Published December 23, 2009, 08:02 AM

Proposed City Council change sparks debate

Some of Mitchell’s most experienced politicians clashed this week over a proposed change to the structure of the City Council.
Dusty Johnson, chairman of the state Public Utilities Commission, and Mike Vehle, a state senator, presented ideas Monday evening to the City Council from the Focus 2020 Governmental Structures Subcommittee. Focus 2020 is a volunteer group formed last year to issue wide-ranging recommendations for the future of the Mitchell area.

By: Seth Tupper, The Daily Republic

Some of Mitchell’s most experienced politicians clashed this week over a proposed change to the structure of the City Council.

Dusty Johnson, chairman of the state Public Utilities Commission, and Mike Vehle, a state senator, presented ideas Monday evening to the City Council from the Focus 2020 Governmental Structures Subcommittee. Focus 2020 is a volunteer group formed last year to issue wide-ranging recommendations for the future of the Mitchell area.

One of the subcommittee’s proposals is changing two of the eight City Council seats to at-large positions, and reducing the number of wards in the city from four to three. City residents would then be represented not only by the two council members from their ward, as they are now, but also by the two at-large council members.

“It gives you four councilors to work with, because you’ve got the two from your ward, and the two at-large,” Vehle said. “So it encompasses a little bit more of the benefits of both.”
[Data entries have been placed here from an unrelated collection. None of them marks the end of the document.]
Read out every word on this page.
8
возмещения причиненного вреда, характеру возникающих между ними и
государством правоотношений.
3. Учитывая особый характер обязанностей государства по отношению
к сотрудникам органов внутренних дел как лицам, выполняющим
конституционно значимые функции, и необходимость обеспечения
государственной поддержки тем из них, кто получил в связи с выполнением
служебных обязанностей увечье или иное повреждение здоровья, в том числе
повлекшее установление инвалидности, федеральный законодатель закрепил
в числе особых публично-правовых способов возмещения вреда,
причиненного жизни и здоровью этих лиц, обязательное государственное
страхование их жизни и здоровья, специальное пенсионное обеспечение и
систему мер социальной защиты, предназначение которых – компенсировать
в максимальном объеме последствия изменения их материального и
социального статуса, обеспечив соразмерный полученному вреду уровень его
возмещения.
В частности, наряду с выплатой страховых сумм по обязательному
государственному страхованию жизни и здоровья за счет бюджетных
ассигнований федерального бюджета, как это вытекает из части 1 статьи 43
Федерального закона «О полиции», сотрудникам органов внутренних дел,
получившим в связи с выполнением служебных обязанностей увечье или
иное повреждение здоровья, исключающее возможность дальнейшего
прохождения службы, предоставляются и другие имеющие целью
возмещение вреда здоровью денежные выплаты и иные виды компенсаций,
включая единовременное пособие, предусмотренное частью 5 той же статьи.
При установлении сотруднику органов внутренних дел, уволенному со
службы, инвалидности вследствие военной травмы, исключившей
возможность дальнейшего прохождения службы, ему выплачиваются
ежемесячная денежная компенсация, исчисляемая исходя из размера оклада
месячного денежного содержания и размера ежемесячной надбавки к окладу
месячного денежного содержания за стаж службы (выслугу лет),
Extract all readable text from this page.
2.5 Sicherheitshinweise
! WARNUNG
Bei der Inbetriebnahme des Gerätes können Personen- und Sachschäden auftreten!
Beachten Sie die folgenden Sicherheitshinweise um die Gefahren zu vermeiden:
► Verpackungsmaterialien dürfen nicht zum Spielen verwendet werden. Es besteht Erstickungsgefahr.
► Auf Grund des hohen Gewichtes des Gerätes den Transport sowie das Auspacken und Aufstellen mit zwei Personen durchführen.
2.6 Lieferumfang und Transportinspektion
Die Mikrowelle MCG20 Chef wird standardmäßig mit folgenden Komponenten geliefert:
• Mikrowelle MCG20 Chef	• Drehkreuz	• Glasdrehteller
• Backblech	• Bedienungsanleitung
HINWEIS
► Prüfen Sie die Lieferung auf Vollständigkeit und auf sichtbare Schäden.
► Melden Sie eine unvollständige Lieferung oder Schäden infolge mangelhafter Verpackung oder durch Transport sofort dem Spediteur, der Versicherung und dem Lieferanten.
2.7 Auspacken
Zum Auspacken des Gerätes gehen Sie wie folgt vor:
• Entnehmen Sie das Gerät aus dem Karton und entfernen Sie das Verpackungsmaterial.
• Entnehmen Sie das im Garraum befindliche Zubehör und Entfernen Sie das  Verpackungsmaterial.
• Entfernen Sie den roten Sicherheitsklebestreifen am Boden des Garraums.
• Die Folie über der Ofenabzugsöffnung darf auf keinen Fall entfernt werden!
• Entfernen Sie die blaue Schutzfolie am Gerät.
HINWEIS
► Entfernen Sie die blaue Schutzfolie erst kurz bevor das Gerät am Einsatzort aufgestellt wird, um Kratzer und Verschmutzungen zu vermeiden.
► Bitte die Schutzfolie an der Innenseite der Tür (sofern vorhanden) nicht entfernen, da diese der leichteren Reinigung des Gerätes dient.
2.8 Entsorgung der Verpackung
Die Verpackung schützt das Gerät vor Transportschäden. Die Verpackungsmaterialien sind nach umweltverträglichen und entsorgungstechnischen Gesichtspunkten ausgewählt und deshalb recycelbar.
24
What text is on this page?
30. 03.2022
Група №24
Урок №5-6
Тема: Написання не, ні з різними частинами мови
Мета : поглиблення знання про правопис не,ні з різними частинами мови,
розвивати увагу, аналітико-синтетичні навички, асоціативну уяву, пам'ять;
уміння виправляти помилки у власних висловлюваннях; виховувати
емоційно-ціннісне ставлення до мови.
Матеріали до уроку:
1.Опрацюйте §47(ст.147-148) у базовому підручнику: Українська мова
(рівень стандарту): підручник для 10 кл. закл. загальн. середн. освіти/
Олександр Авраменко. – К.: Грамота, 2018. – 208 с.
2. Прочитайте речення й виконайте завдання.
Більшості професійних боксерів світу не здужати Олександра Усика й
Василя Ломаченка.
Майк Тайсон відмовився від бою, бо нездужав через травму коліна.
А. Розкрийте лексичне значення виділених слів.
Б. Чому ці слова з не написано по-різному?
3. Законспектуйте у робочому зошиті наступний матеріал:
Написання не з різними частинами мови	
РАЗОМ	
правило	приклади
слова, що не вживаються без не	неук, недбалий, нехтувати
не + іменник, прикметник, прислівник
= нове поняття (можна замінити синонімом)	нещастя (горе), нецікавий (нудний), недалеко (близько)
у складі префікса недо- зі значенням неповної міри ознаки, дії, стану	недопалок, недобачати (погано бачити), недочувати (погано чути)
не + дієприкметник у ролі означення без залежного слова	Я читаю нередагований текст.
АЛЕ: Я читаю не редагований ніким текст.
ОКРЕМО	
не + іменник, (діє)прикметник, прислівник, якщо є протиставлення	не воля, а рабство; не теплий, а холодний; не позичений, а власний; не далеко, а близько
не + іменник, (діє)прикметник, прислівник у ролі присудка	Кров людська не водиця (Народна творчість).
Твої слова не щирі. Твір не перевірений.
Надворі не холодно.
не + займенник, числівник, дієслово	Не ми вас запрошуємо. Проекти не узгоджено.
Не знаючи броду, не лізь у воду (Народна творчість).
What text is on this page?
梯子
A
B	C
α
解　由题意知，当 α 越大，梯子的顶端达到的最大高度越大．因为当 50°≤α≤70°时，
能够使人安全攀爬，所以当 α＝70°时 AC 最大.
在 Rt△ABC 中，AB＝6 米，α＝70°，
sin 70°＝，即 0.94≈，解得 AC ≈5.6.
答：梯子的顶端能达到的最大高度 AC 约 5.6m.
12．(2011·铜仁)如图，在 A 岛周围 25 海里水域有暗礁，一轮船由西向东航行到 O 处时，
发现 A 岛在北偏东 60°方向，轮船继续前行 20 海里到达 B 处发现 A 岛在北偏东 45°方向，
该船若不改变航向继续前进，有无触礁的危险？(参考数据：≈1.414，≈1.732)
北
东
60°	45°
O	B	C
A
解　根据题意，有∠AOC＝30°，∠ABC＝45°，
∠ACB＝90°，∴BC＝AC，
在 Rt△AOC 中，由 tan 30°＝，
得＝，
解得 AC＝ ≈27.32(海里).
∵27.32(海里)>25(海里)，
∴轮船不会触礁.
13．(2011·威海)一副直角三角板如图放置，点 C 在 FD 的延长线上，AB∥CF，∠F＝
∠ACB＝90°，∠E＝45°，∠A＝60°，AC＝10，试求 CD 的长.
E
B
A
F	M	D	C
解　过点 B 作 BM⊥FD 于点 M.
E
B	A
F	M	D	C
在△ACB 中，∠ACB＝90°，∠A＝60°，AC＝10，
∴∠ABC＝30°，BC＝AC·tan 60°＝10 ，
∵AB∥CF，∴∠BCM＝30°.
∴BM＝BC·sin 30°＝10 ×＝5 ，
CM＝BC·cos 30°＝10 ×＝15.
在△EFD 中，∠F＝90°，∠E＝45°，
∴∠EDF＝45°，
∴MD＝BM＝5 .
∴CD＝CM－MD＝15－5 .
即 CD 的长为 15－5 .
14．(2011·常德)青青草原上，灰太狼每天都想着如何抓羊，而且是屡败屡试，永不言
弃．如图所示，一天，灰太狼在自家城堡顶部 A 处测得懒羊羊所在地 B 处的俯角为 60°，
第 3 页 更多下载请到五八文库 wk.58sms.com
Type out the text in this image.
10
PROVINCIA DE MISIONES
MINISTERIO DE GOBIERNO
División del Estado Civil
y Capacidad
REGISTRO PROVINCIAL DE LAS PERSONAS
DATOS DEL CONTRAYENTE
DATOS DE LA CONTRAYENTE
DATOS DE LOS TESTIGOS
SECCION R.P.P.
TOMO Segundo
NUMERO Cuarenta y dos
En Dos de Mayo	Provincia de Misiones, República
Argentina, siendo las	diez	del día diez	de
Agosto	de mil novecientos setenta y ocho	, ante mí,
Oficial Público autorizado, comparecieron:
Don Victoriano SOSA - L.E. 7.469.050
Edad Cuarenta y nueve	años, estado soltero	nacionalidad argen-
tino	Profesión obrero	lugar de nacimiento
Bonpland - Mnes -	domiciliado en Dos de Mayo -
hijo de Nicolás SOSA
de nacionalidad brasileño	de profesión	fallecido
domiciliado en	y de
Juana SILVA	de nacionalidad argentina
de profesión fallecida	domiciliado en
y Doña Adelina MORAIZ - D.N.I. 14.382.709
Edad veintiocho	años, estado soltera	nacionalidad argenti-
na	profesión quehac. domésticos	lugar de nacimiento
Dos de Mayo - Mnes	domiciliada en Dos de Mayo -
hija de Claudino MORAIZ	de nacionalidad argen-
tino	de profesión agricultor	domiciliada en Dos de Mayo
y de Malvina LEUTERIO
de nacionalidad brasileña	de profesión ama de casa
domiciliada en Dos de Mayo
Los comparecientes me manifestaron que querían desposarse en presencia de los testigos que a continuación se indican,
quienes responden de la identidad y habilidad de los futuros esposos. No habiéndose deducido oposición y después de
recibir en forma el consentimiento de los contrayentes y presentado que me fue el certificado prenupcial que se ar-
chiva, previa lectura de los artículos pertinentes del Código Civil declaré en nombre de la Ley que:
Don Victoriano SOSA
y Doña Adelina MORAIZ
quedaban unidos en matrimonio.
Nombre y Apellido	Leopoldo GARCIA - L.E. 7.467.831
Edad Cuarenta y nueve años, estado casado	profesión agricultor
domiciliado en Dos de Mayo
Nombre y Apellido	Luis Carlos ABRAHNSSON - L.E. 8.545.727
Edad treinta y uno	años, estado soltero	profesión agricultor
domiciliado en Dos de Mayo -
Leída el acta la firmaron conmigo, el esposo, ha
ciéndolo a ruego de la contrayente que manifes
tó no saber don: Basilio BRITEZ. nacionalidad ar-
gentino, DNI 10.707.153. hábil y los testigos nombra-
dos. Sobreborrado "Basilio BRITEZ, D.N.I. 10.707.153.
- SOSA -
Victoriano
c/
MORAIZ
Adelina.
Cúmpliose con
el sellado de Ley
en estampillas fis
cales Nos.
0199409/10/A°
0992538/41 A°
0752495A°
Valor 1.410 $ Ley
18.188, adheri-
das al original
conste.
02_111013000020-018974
Johnson said at-large council positions have worked well for Sioux Falls.

“One thing that people on the council seem to like is that at-large councilors can be a little bit of a political counterweight to a very strong-personality mayor,” Johnson said. “Those people have the same constituency, they have the same geographic base, and in some respects, they maybe have more leverage.”

The presentation from Vehle and Johnson, both Republicans, lasted about 18 minutes and covered numerous other recommendations for city government. Most of the remaining 12 minutes allotted for the issue were consumed by a back-and-forth discussion that resembled a debate tournament and pitted Vehle and Johnson against City Councilman Mel Olson.

Olson, a Democrat and former state legislator, opposes changing two of the council seats to at-large positions. He said the election of two at-large council members would essentially create three chief executives, because the at-large council members and the mayor would all be elected from the city as a whole.

“I guess I don’t understand why we’d want three mayors,” Olson said, “because that’s in essence what you’re doing.”

An at-large candidacy would be a burden on the time and resources of people interested in running for those positions, Olson said, because they would have to campaign across the whole city instead of just in their own ward. Participation in the electoral process could suffer as a result, he said.

In response, Johnson disclosed that the recommendation from the subcommittee was actually a compromise. Some subcommittee members wanted to propose an entirely at-large council, while others wanted to retain the existing ward system. Johnson also disagreed with Olson’s “three mayors” criticism and said that, in other cities that have at-large council positions, he doesn’t know of anybody who thinks of at-large council members as extra mayors.

Vehle said at-large positions could increase rather than decrease electoral participation, because people who cannot beat the two council members in their own ward could still run for an at-large position.

Olson countered that at-large council members would probably be less responsive to the “neighborhood issues” that ward-elected council members are often in tune with. Vehle disagreed and reiterated his belief that responsiveness could improve, because residents who are unhappy with the responsiveness of council members in their ward could take their grievances to the at-large council members.

Undeterred, Olson compared Mitchell’s wards to the state’s legislative districts and said the state would “never consider” changing to at-large legislative positions.

“It would be all Sioux Falls, all Rapid City, all Aberdeen if we went at-large for the state, and we would lose out,” Olson said.

Johnson said Olson’s comparison was too generalized, and he cited legislative District 20 — consisting of Davison and Aurora counties — as an example. Because of at-large representation within the district, Johnson said, the city of Plankinton in Aurora County benefited from all three of the district’s legislators fighting to reopen its juvenile treatment facility in recent years. Had the district been divided into ward-like sub-districts, Johnson said, Plankinton may have only had one representative to work with.

“In some respects, I think it’s a little bit too simplistic to say ‘at-large is bad,’ or ‘at-large isn’t.’ ” Johnson said. “I think you really need to look at the specific geography you’re talking about.”

Mayor Lou Sebert eventually diverted the discussion to other topics. When the half-hour allotted for the discussion was over, Councilman Jeff Smith said he’d like Vehle and Johnson to come back in the future to help the council consider each of the subcommittee’s recommendations.

The subcommittee’s other recommendations for the city of Mitchell are hiring a city manager, improving the city’s strategic planning process, requiring candidates for city offices to file campaign-finance reports, televising City Council meetings, improving the city Web site, and revising city committees to make them more accessible and transparent to the public.

A written report detailing all of the recommendations is available at www.Focus2020.org.